Une journaliste, Reiko Asakawa, enquête sur ce qui semble n’être a priori qu’une légende urbaine : l’existence d’une cassette vidéo qui, dès lors que l’on regarde son contenu, fait mourir son spectateur une semaine plus tard d’une crise cardiaque, avec sur le visage tous les indices d’une indicible terreur. Son enquête lui fait suivre la piste d’une bande de quatre jeunes qui lors d’une escapade durant un week-end aurait visionné la cassette qui aurait donc causé leur mort sept jours après.  Alors qu’elle se trouve dans le chalet qu’ils ont occupé, elle tombe sur la fameuse VHS…

Ring (Ringu – リング)
Hideo Nakata – 1998

Dix-huit ans, déjà, presque vingt ans que le film emblématique du renouveau de la J-horror est sorti sur nos écrans. A l’époque, le voir avait été tout de même quelque chose. Si on commençait à être habitué de voir des films de Kitano ou d’autres auteurs tels que Aoyama ou Kawase, il était plus rare de tomber sur des films fantastiques japonais. C’est alors que déboule sur nos écrans ce Ring. Rien que ce mot déjà interpellait. Quoi Ring ? de boxe ? un anneau ? Mais où qu’il est l’anneau sur l’affiche ? Car sur l’affiche, point d’anneau mais juste un visage terrifié et déformé, avec il est vrai une multitudes de cercles superposés. En y scrutant les noms présents, on distingue ce parfait inconnu, Hideo Nakata mais aussi celui-ci : Kenji Kawai, à l’époque le compositeur bien connu de la B.O. de Ghost in the Shell. De quoi tout de même donner sa chance à ce film.

 

La suite, on la connait. Plein de spectateurs la lui ont donnée, sa chance. Le bouche à oreille a tellement bien fonctionné que Ring se taille une jolie carrière internationale et défonce tout au box-office japonais (1 milliard de recettes, record pour un film d’horreur).

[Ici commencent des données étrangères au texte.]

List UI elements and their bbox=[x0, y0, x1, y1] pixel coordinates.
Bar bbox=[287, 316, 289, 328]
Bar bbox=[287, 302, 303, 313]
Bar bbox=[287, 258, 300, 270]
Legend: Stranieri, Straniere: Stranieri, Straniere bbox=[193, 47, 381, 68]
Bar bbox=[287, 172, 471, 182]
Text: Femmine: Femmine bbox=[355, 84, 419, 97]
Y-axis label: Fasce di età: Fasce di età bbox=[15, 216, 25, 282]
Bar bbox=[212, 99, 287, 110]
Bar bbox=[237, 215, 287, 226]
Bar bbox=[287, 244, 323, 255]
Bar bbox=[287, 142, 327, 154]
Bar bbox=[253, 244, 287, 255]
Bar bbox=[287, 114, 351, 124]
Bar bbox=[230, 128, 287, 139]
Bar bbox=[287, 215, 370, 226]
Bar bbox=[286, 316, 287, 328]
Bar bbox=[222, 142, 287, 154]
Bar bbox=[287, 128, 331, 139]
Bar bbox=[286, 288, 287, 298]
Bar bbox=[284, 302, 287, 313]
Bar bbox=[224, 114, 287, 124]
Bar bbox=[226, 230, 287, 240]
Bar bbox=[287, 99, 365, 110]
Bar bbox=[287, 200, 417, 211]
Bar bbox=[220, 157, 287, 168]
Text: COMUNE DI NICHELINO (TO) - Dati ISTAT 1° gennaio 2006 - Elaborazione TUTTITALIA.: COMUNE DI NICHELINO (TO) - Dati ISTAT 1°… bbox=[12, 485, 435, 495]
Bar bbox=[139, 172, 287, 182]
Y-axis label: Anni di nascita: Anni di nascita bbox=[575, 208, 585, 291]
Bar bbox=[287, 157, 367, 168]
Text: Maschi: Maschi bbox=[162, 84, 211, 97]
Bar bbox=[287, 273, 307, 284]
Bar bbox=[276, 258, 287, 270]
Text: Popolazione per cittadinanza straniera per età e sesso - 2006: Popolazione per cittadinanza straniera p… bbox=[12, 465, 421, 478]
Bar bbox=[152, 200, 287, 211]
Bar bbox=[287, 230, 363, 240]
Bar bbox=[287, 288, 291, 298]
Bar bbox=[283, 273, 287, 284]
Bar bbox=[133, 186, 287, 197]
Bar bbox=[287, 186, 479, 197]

Surtout, il se taille le luxe d’avoir un personnage iconique de la pop culture en la personne de Sadako, le fantôme du film à l’apparence d’une jeune fille maigre et aux longs cheveux lui cachant le visage. On ne comptera plus désormais les clins d’œil dans les mangas, les dramas ou les films à ce personnage que Nakata réutilisera d’ailleurs dans une suite bien moins intéressante, Ring 2.

Aujourd’hui, qu’en est-il ? Ring vaut-il la revoyure ? Et vaut-il simplement d’être vu pour celui qui serait passé à côté ? L’ayant vu tout de même un petit paquet de fois, notamment lorsqu’il est ressorti chez nous en DVD, je dois dire que l’effet s’est un peu éventé. Je préfère les approche d’un Kyoshi Kurosawa concernant les films de fantômes, ou encore l’atmosphère fantastique et malsaine d’un Audition, sorti une année après Ring. Mais il reste un film très efficace et original dans son désir de créer du fantastique à travers des objets matériels comme une pauvre VHS mais aussi des photos argentiques. Les effets sont parfois appuyés, Nakata usant facilement du jumpscare comme lors de ces moments où l’on découvre des visages de victimes déformés par la terreur. Ces découvertes s’accompagnent alors d’effets sonores concoctés par Kenji Kawai particulièrement efficaces, marquants, et il est difficile de ne pas poursuivre le visionnage sans être hanté par ces visages. On se pose fatalement la question : qu’ont-ils vu ? question suscitant à la fois une intense curiosité et une crainte délicieuse d’assister soi-même à la cause de leur effroi.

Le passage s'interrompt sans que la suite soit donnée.